Falcon cluster provides different CPU and GPU architectures. Also, there are different queues for different job priorities and limitations.
We use the following control techniques for specifying queues and resources:
- Partitions
- Quality of Service (QoS)
At present there are 3 partitions, peregrine-cpu is the default:
Partition | Job Type CPU / GPU | CPU Memory / GPU memory |
---|---|---|
peregrine-cpu | single and multi-core | 1 TB / NA |
peregrine-gpu | GPU | 1 TB / 640 GB |
kestrel-gpu | GPU | 360 GB / 288 GB |
QoS
We use QoS to classify different jobs based on limits. In each partition there is a default QoS (bold below).
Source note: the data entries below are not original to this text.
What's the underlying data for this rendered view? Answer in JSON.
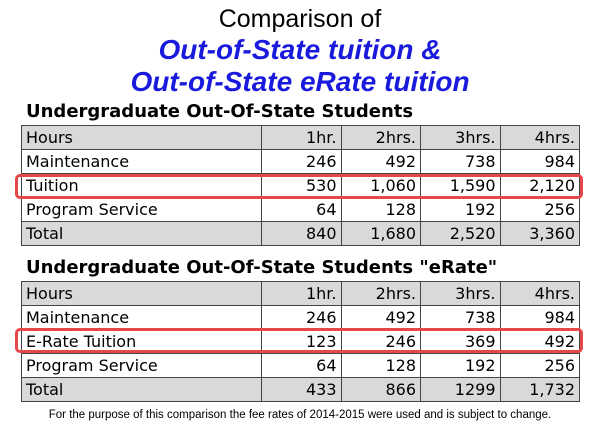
{
  "title": {
    "main": "Comparison of",
    "line1": "Out-of-State tuition &",
    "line2": "Out-of-State eRate tuition"
  },
  "tables": [
    {
      "heading": "Undergraduate Out-Of-State Students",
      "header": [
        "Hours",
        "1hr.",
        "2hrs.",
        "3hrs.",
        "4hrs."
      ],
      "rows": [
        [
          "Maintenance",
          "246",
          "492",
          "738",
          "984"
        ],
        [
          "Tuition",
          "530",
          "1,060",
          "1,590",
          "2,120"
        ],
        [
          "Program Service",
          "64",
          "128",
          "192",
          "256"
        ],
        [
          "Total",
          "840",
          "1,680",
          "2,520",
          "3,360"
        ]
      ]
    },
    {
      "heading": "Undergraduate Out-Of-State Students \"eRate\"",
      "header": [
        "Hours",
        "1hr.",
        "2hrs.",
        "3hrs.",
        "4hrs."
      ],
      "rows": [
        [
          "Maintenance",
          "246",
          "492",
          "738",
          "984"
        ],
        [
          "E-Rate Tuition",
          "123",
          "246",
          "369",
          "492"
        ],
        [
          "Program Service",
          "64",
          "128",
          "192",
          "256"
        ],
        [
          "Total",
          "433",
          "866",
          "1299",
          "1,732"
        ]
      ]
    }
  ],
  "footnote": "For the purpose of this comparison the fee rates of 2014-2015 were used and is subject to change.",
  "colors": {
    "title_blue": "#1a1adc",
    "highlight_red": "#e8474a",
    "header_gray": "#d9d9d9"
  }
}
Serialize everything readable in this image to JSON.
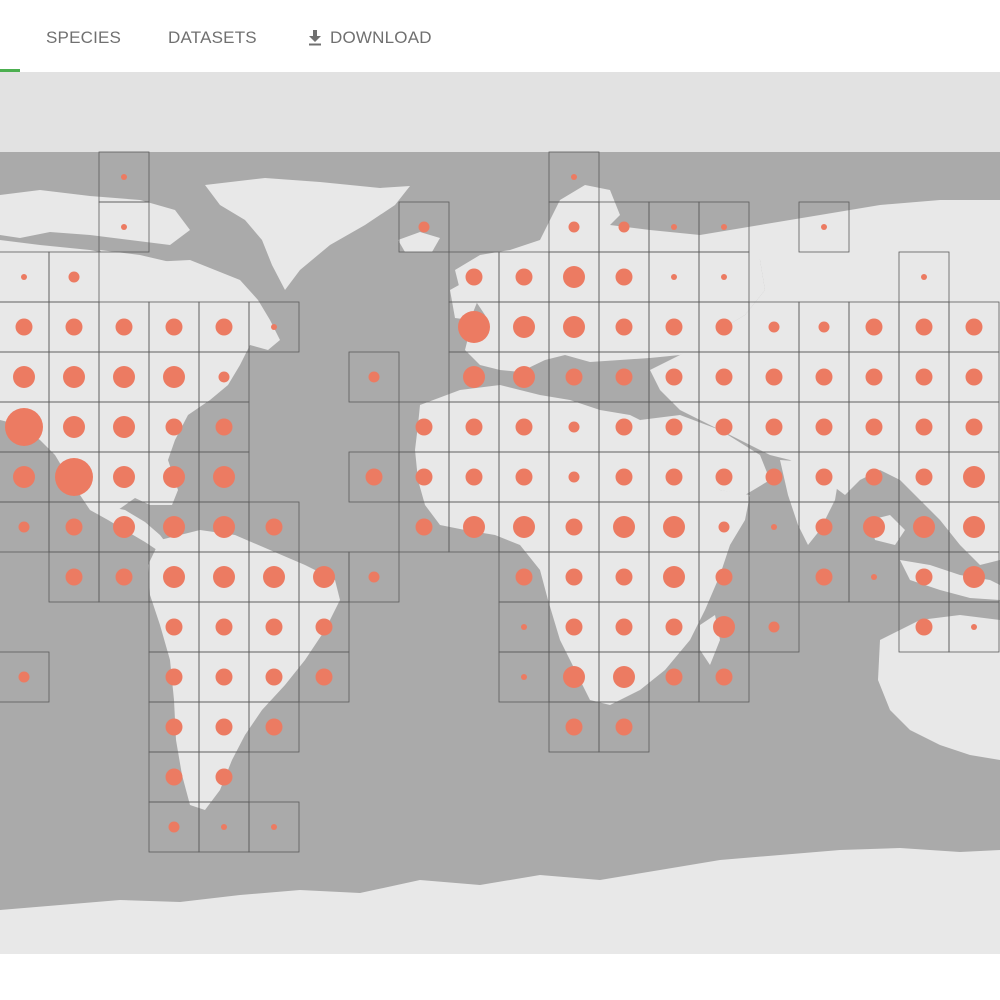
{
  "tabs": [
    {
      "label": "SPECIES",
      "icon": null
    },
    {
      "label": "DATASETS",
      "icon": null
    },
    {
      "label": "DOWNLOAD",
      "icon": "download-icon"
    }
  ],
  "colors": {
    "ocean": "#aaaaaa",
    "land": "#e8e8e8",
    "background": "#e2e2e2",
    "dot": "#ec7b62",
    "grid": "#5a5a5a",
    "active_tab": "#4caf50"
  },
  "map": {
    "description_cells": [
      [
        2,
        0,
        1
      ],
      [
        2,
        1,
        1
      ],
      [
        11,
        0,
        1
      ],
      [
        11,
        1,
        2
      ],
      [
        12,
        1,
        2
      ],
      [
        13,
        1,
        1
      ],
      [
        14,
        1,
        1
      ],
      [
        8,
        1,
        2
      ],
      [
        16,
        1,
        1
      ],
      [
        0,
        2,
        1
      ],
      [
        1,
        2,
        2
      ],
      [
        9,
        2,
        3
      ],
      [
        10,
        2,
        3
      ],
      [
        11,
        2,
        4
      ],
      [
        12,
        2,
        3
      ],
      [
        13,
        2,
        1
      ],
      [
        14,
        2,
        1
      ],
      [
        18,
        2,
        1
      ],
      [
        0,
        3,
        3
      ],
      [
        1,
        3,
        3
      ],
      [
        2,
        3,
        3
      ],
      [
        3,
        3,
        3
      ],
      [
        4,
        3,
        3
      ],
      [
        5,
        3,
        1
      ],
      [
        9,
        3,
        5
      ],
      [
        10,
        3,
        4
      ],
      [
        11,
        3,
        4
      ],
      [
        12,
        3,
        3
      ],
      [
        13,
        3,
        3
      ],
      [
        14,
        3,
        3
      ],
      [
        15,
        3,
        2
      ],
      [
        16,
        3,
        2
      ],
      [
        17,
        3,
        3
      ],
      [
        18,
        3,
        3
      ],
      [
        19,
        3,
        3
      ],
      [
        0,
        4,
        4
      ],
      [
        1,
        4,
        4
      ],
      [
        2,
        4,
        4
      ],
      [
        3,
        4,
        4
      ],
      [
        4,
        4,
        2
      ],
      [
        7,
        4,
        2
      ],
      [
        9,
        4,
        4
      ],
      [
        10,
        4,
        4
      ],
      [
        11,
        4,
        3
      ],
      [
        12,
        4,
        3
      ],
      [
        13,
        4,
        3
      ],
      [
        14,
        4,
        3
      ],
      [
        15,
        4,
        3
      ],
      [
        16,
        4,
        3
      ],
      [
        17,
        4,
        3
      ],
      [
        18,
        4,
        3
      ],
      [
        19,
        4,
        3
      ],
      [
        0,
        5,
        6
      ],
      [
        1,
        5,
        4
      ],
      [
        2,
        5,
        4
      ],
      [
        3,
        5,
        3
      ],
      [
        4,
        5,
        3
      ],
      [
        8,
        5,
        3
      ],
      [
        9,
        5,
        3
      ],
      [
        10,
        5,
        3
      ],
      [
        11,
        5,
        2
      ],
      [
        12,
        5,
        3
      ],
      [
        13,
        5,
        3
      ],
      [
        14,
        5,
        3
      ],
      [
        15,
        5,
        3
      ],
      [
        16,
        5,
        3
      ],
      [
        17,
        5,
        3
      ],
      [
        18,
        5,
        3
      ],
      [
        19,
        5,
        3
      ],
      [
        0,
        6,
        4
      ],
      [
        1,
        6,
        6
      ],
      [
        2,
        6,
        4
      ],
      [
        3,
        6,
        4
      ],
      [
        4,
        6,
        4
      ],
      [
        7,
        6,
        3
      ],
      [
        8,
        6,
        3
      ],
      [
        9,
        6,
        3
      ],
      [
        10,
        6,
        3
      ],
      [
        11,
        6,
        2
      ],
      [
        12,
        6,
        3
      ],
      [
        13,
        6,
        3
      ],
      [
        14,
        6,
        3
      ],
      [
        15,
        6,
        3
      ],
      [
        16,
        6,
        3
      ],
      [
        17,
        6,
        3
      ],
      [
        18,
        6,
        3
      ],
      [
        19,
        6,
        4
      ],
      [
        0,
        7,
        2
      ],
      [
        1,
        7,
        3
      ],
      [
        2,
        7,
        4
      ],
      [
        3,
        7,
        4
      ],
      [
        4,
        7,
        4
      ],
      [
        5,
        7,
        3
      ],
      [
        8,
        7,
        3
      ],
      [
        9,
        7,
        4
      ],
      [
        10,
        7,
        4
      ],
      [
        11,
        7,
        3
      ],
      [
        12,
        7,
        4
      ],
      [
        13,
        7,
        4
      ],
      [
        14,
        7,
        2
      ],
      [
        15,
        7,
        1
      ],
      [
        16,
        7,
        3
      ],
      [
        17,
        7,
        4
      ],
      [
        18,
        7,
        4
      ],
      [
        19,
        7,
        4
      ],
      [
        1,
        8,
        3
      ],
      [
        2,
        8,
        3
      ],
      [
        3,
        8,
        4
      ],
      [
        4,
        8,
        4
      ],
      [
        5,
        8,
        4
      ],
      [
        6,
        8,
        4
      ],
      [
        7,
        8,
        2
      ],
      [
        10,
        8,
        3
      ],
      [
        11,
        8,
        3
      ],
      [
        12,
        8,
        3
      ],
      [
        13,
        8,
        4
      ],
      [
        14,
        8,
        3
      ],
      [
        16,
        8,
        3
      ],
      [
        17,
        8,
        1
      ],
      [
        18,
        8,
        3
      ],
      [
        19,
        8,
        4
      ],
      [
        3,
        9,
        3
      ],
      [
        4,
        9,
        3
      ],
      [
        5,
        9,
        3
      ],
      [
        6,
        9,
        3
      ],
      [
        10,
        9,
        1
      ],
      [
        11,
        9,
        3
      ],
      [
        12,
        9,
        3
      ],
      [
        13,
        9,
        3
      ],
      [
        14,
        9,
        4
      ],
      [
        15,
        9,
        2
      ],
      [
        18,
        9,
        3
      ],
      [
        19,
        9,
        1
      ],
      [
        0,
        10,
        2
      ],
      [
        3,
        10,
        3
      ],
      [
        4,
        10,
        3
      ],
      [
        5,
        10,
        3
      ],
      [
        6,
        10,
        3
      ],
      [
        10,
        10,
        1
      ],
      [
        11,
        10,
        4
      ],
      [
        12,
        10,
        4
      ],
      [
        13,
        10,
        3
      ],
      [
        14,
        10,
        3
      ],
      [
        3,
        11,
        3
      ],
      [
        4,
        11,
        3
      ],
      [
        5,
        11,
        3
      ],
      [
        11,
        11,
        3
      ],
      [
        12,
        11,
        3
      ],
      [
        3,
        12,
        3
      ],
      [
        4,
        12,
        3
      ],
      [
        3,
        13,
        2
      ],
      [
        4,
        13,
        1
      ],
      [
        5,
        13,
        1
      ]
    ],
    "empty_cells": [
      [
        2,
        0
      ],
      [
        8,
        1
      ],
      [
        16,
        1
      ],
      [
        5,
        3
      ],
      [
        7,
        4
      ],
      [
        7,
        6
      ],
      [
        6,
        8
      ],
      [
        7,
        8
      ],
      [
        0,
        10
      ],
      [
        19,
        9
      ],
      [
        0,
        5
      ]
    ]
  }
}
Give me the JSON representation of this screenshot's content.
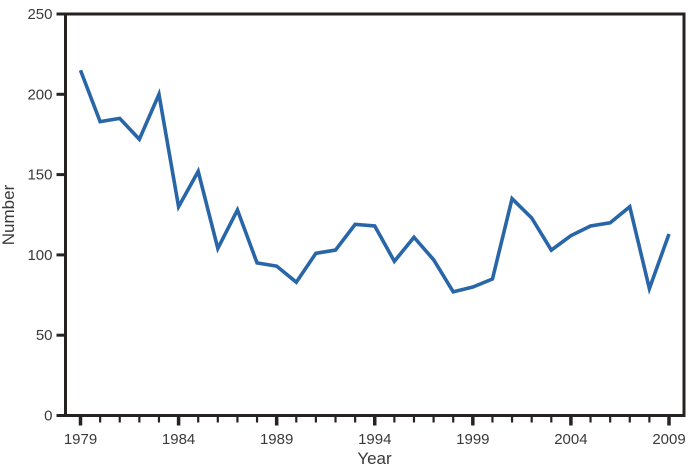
{
  "chart_data": {
    "type": "line",
    "title": "",
    "xlabel": "Year",
    "ylabel": "Number",
    "x": [
      1979,
      1980,
      1981,
      1982,
      1983,
      1984,
      1985,
      1986,
      1987,
      1988,
      1989,
      1990,
      1991,
      1992,
      1993,
      1994,
      1995,
      1996,
      1997,
      1998,
      1999,
      2000,
      2001,
      2002,
      2003,
      2004,
      2005,
      2006,
      2007,
      2008,
      2009
    ],
    "values": [
      215,
      183,
      185,
      172,
      200,
      130,
      152,
      104,
      128,
      95,
      93,
      83,
      101,
      103,
      119,
      118,
      96,
      111,
      97,
      77,
      80,
      85,
      135,
      123,
      103,
      112,
      118,
      120,
      130,
      79,
      113
    ],
    "ylim": [
      0,
      250
    ],
    "yticks": [
      0,
      50,
      100,
      150,
      200,
      250
    ],
    "xtick_labels": [
      1979,
      1984,
      1989,
      1994,
      1999,
      2004,
      2009
    ],
    "grid": false,
    "legend": "none",
    "colors": {
      "line": "#2966A8",
      "axis": "#272222",
      "text": "#3A3A3A"
    }
  }
}
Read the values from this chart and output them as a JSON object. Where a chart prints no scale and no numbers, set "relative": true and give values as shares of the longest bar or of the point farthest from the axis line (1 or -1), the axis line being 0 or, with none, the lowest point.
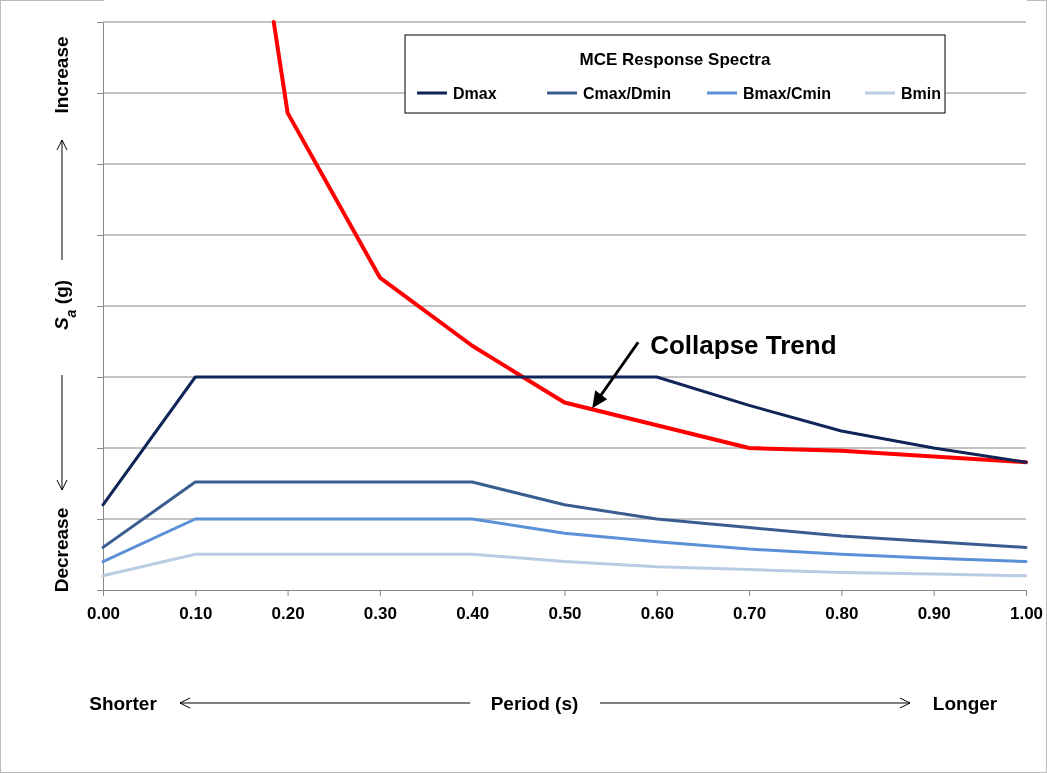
{
  "chart_data": {
    "type": "line",
    "relative": true,
    "xlabel": "Period (s)",
    "ylabel": "S$_{a}$ (g)",
    "legend_title": "MCE Response  Spectra",
    "legend": "top right",
    "grid": "y",
    "xlim": [
      0,
      1
    ],
    "xticks": [
      {
        "value": 0,
        "label": "0.00"
      },
      {
        "value": 0.1,
        "label": "0.10"
      },
      {
        "value": 0.2,
        "label": "0.20"
      },
      {
        "value": 0.3,
        "label": "0.30"
      },
      {
        "value": 0.4,
        "label": "0.40"
      },
      {
        "value": 0.5,
        "label": "0.50"
      },
      {
        "value": 0.6,
        "label": "0.60"
      },
      {
        "value": 0.7,
        "label": "0.70"
      },
      {
        "value": 0.8,
        "label": "0.80"
      },
      {
        "value": 0.9,
        "label": "0.90"
      },
      {
        "value": 1,
        "label": "1.00"
      }
    ],
    "x": [
      0,
      0.1,
      0.2,
      0.3,
      0.4,
      0.5,
      0.6,
      0.7,
      0.8,
      0.9,
      1.0
    ],
    "series": [
      {
        "name": "Dmax",
        "color": "#0f2557",
        "values": [
          0.15,
          0.375,
          0.375,
          0.375,
          0.375,
          0.375,
          0.375,
          0.325,
          0.28,
          0.25,
          0.225
        ]
      },
      {
        "name": "Cmax/Dmin",
        "color": "#3a5d8f",
        "values": [
          0.075,
          0.19,
          0.19,
          0.19,
          0.19,
          0.15,
          0.125,
          0.11,
          0.095,
          0.085,
          0.075
        ]
      },
      {
        "name": "Bmax/Cmin",
        "color": "#5b8fd6",
        "values": [
          0.05,
          0.125,
          0.125,
          0.125,
          0.125,
          0.1,
          0.085,
          0.072,
          0.063,
          0.056,
          0.05
        ]
      },
      {
        "name": "Bmin",
        "color": "#b9cce4",
        "values": [
          0.025,
          0.063,
          0.063,
          0.063,
          0.063,
          0.05,
          0.041,
          0.036,
          0.031,
          0.028,
          0.025
        ]
      },
      {
        "color": "#ff0000",
        "x": [
          0.185,
          0.2,
          0.3,
          0.4,
          0.5,
          0.6,
          0.7,
          0.8,
          0.9,
          1.0
        ],
        "values": [
          1,
          0.84,
          0.55,
          0.43,
          0.33,
          0.29,
          0.25,
          0.245,
          0.235,
          0.225
        ]
      }
    ],
    "annotations": [
      "Shorter",
      "Longer",
      "Decrease",
      "Increase",
      {
        "text": "Collapse Trend",
        "x": 0.53,
        "y": 0.32
      }
    ]
  }
}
Each QoS has specific limits:
Partition | QoS | Time Limit |
---|---|---|
peregrine-cpu | cpu_debug | 30 min |
peregrine-cpu | cpu_short | 24 hours |
peregrine-cpu | cpu_medium | 3 days |
peregrine-cpu | cpu_long | 10 days |
[peregrine,kestrel]-gpu | gpu_debug | 30 min |
[peregrine,kestrel]-gpu | gpu_short | 24 hours |
[peregrine,kestrel]-gpu | gpu_medium | 3 days |
[peregrine,kestrel]-gpu | gpu_long | 10 days |